Yes, Gates contradicted himself at times during his recent trip, but I sense a deeper divide between the Pentagon's vision of a successful drawdown and State's vision of a stable, coherent Afghanistan.

10:53PM

Two critiques on Obama's proposed financial regs package

EDITORIAL: "Obama erects a Maginot line: Overdue confrontation with banks is terrible thing to waste," Financial Times, 23 January 2010.

OPINION: "The President's Bank Reforms Don't Add Up," by Peter J. Wallison, Wall Street Journal, 25 January 2010.

OBAMA AND WALL STREET: "The Big Get Bigger | U.S. banks with more than $10 billion in assets are increasingly dominating the industry," FDIC data, Wall Street Journal, 23-24 January 2010.

OBAMA AND WALL STREET: "U.S. Plan Fuels Global Fire for Financial Regulation," by Stephen Fidler, Alessandra Galloni and Dave Kansas,

The FT says that banning banks from trading on their own book (deposits) will not stop them from putting those holdings at risk, so the so-called Volcker Rule is a Maginot Line-like barrier. The rule also is viewed as doing nothing to stop the non-bank parts of the financial system from creating danger.

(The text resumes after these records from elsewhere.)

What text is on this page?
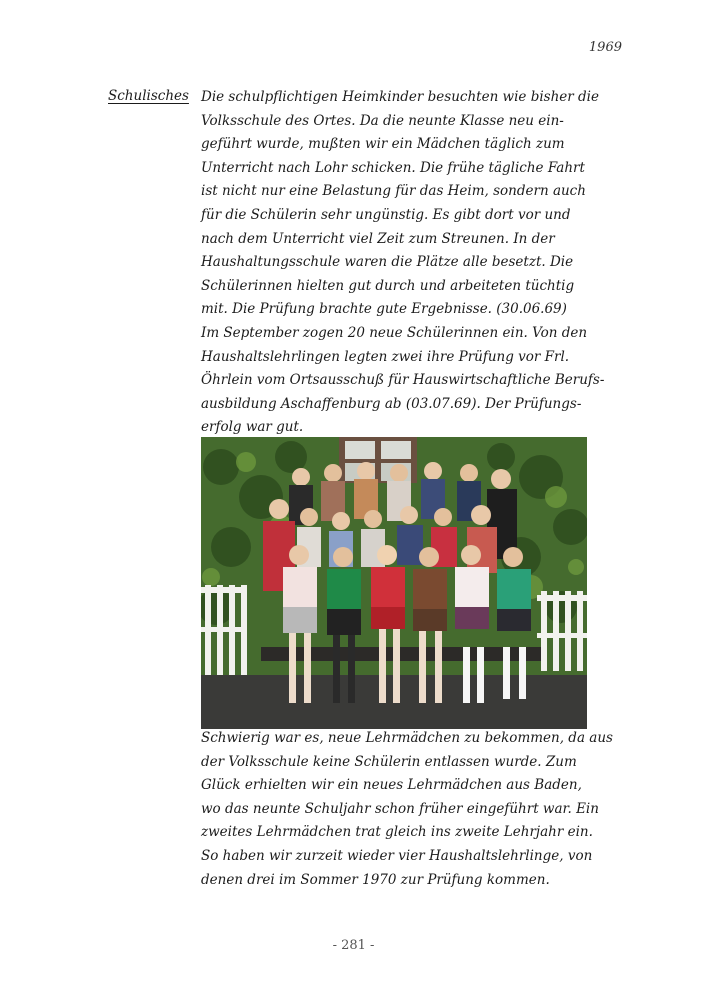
1969
Schulisches Die schulpflichtigen Heimkinder besuchten wie bisher die
Volksschule des Ortes. Da die neunte Klasse neu ein-
geführt wurde, mußten wir ein Mädchen täglich zum
Unterricht nach Lohr schicken. Die frühe tägliche Fahrt
ist nicht nur eine Belastung für das Heim, sondern auch
für die Schülerin sehr ungünstig. Es gibt dort vor und
nach dem Unterricht viel Zeit zum Streunen. In der
Haushaltungsschule waren die Plätze alle besetzt. Die
Schülerinnen hielten gut durch und arbeiteten tüchtig
mit. Die Prüfung brachte gute Ergebnisse. (30.06.69)
Im September zogen 20 neue Schülerinnen ein. Von den
Haushaltslehrlingen legten zwei ihre Prüfung vor Frl.
Öhrlein vom Ortsausschuß für Hauswirtschaftliche Berufs-
ausbildung Aschaffenburg ab (03.07.69). Der Prüfungs-
erfolg war gut.
Schwierig war es, neue Lehrmädchen zu bekommen, da aus
der Volksschule keine Schülerin entlassen wurde. Zum
Glück erhielten wir ein neues Lehrmädchen aus Baden,
wo das neunte Schuljahr schon früher eingeführt war. Ein
zweites Lehrmädchen trat gleich ins zweite Lehrjahr ein.
So haben wir zurzeit wieder vier Haushaltslehrlinge, von
denen drei im Sommer 1970 zur Prüfung kommen.
- 281 -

Then this judgment, which I find especially damaging to Obama:

For all its warts, a genuine effort at regulatory reform was wriggling its way through Congress--and at least a modicum of attention was being paid to coordinating such reforms at a global level. All this has now been blown out of the water by a White House seized by political panic.

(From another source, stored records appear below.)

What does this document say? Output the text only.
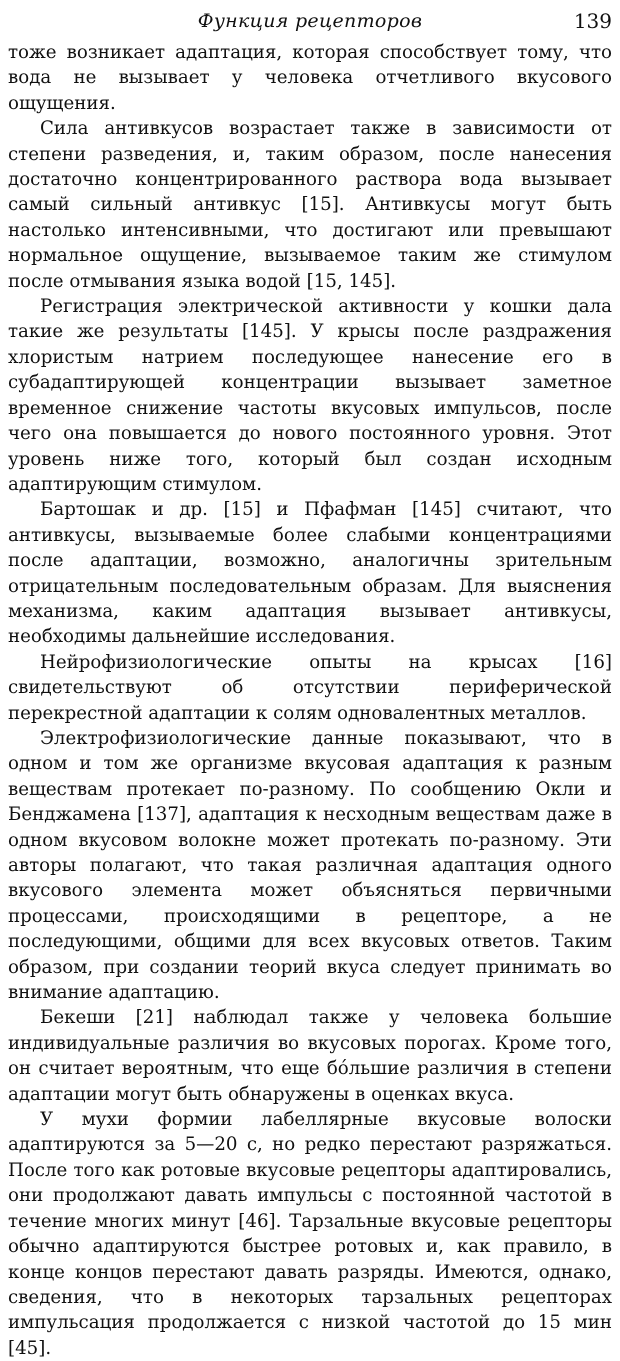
Функция рецепторов	139

тоже возникает адаптация, которая способствует тому, что вода не вызывает у человека отчетливого вкусового ощущения.

Сила антивкусов возрастает также в зависимости от степени разведения, и, таким образом, после нанесения достаточно концентрированного раствора вода вызывает самый сильный антивкус [15]. Антивкусы могут быть настолько интенсивными, что достигают или превышают нормальное ощущение, вызываемое таким же стимулом после отмывания языка водой [15, 145].

Регистрация электрической активности у кошки дала такие же результаты [145]. У крысы после раздражения хлористым натрием последующее нанесение его в субадаптирующей концентрации вызывает заметное временное снижение частоты вкусовых импульсов, после чего она повышается до нового постоянного уровня. Этот уровень ниже того, который был создан исходным адаптирующим стимулом.

Бартошак и др. [15] и Пфафман [145] считают, что антивкусы, вызываемые более слабыми концентрациями после адаптации, возможно, аналогичны зрительным отрицательным последовательным образам. Для выяснения механизма, каким адаптация вызывает антивкусы, необходимы дальнейшие исследования.

Нейрофизиологические опыты на крысах [16] свидетельствуют об отсутствии периферической перекрестной адаптации к солям одновалентных металлов.

Электрофизиологические данные показывают, что в одном и том же организме вкусовая адаптация к разным веществам протекает по-разному. По сообщению Окли и Бенджамена [137], адаптация к несходным веществам даже в одном вкусовом волокне может протекать по-разному. Эти авторы полагают, что такая различная адаптация одного вкусового элемента может объясняться первичными процессами, происходящими в рецепторе, а не последующими, общими для всех вкусовых ответов. Таким образом, при создании теорий вкуса следует принимать во внимание адаптацию.

Бекеши [21] наблюдал также у человека большие индивидуальные различия во вкусовых порогах. Кроме того, он считает вероятным, что еще бóльшие различия в степени адаптации могут быть обнаружены в оценках вкуса.

У мухи формии лабеллярные вкусовые волоски адаптируются за 5—20 с, но редко перестают разряжаться. После того как ротовые вкусовые рецепторы адаптировались, они продолжают давать импульсы с постоянной частотой в течение многих минут [46]. Тарзальные вкусовые рецепторы обычно адаптируются быстрее ротовых и, как правило, в конце концов перестают давать разряды. Имеются, однако, сведения, что в некоторых тарзальных рецепторах импульсация продолжается с низкой частотой до 15 мин [45].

My last cite in the series suggests that global momentum toward reform has not been retarded by Obama's perceived panic.

And although Wallison's point is a good one (No one knows what "too big" really is), it is interesting to note how super-big banks are dominating more and more in terms of total assets, total liabilities, net interest income, non-interest income, net income--across the board. Most of the percentage shares held by the $10B-plus banks at the end of the 1990s ranged in the 60-to-70 percent band. Now all of those measures stand around 80% or higher (especially the noninterest income, where the share is almost 90%, meaning the biggies are dominating the experiments).

10:14PM

Who doesn't want a $600B contract?

INNOVATION & TECHNOLOGY: "A Power Play For China's Electrical Grid: With Beijing budgeting $600 billion to upgrade its network, global giants are racing to plug in," by Bruce Einhorn, Bloomberg BusinessWeek, 28 December 2009 & 4 January 2010.

Naturally, IBM is all over it. Why? If you want to be the best, you want to play in the biggest league, and the pro league always differs from the college game primarily on the basis of speed!

To cure a Texan of his belief that everything is bigger in Texas, send him to China. Four months ago, Brad Gammons moved from Amarillo to Beijing to help IBM land some of the $600 billion the Chinese government plans to spend over the next decade on its electrical network, especially on smart-grid technology to boost efficiency. Now the 50-year-old IBM vice-president marvels that "the scale and pace of how things move here is not something you experience anywhere in the world."

Awfully true, as China's demands are unprecedented. To compare, our smart grid effort rings in at about $8B.

Already, we're smarter though. China "consumes about four times as much electricity as the U.S. per dollar of gross domestic product and eight times what Japan does."

God bless those clever Japanese!

Of course, every Western giant flocks to China, so IBM can only corner so much (expecting $400M over the next four years). It's just that everybody wants to be part of this unprecedented effort at making a hugely inefficient system that much more smart. The scale of the effort alone means that the resulting market can be turned outward toward the rest of the world.

This has been my basic advice to Western companies for close to a decade: get to China and participate--whatever it takes--and then jump into the wider race of taking that technology to the rest of the emerging world. Because God knows the Chinese will steal everything they can and do the same if they can.

Which, of course, makes them the most capital of capitalists.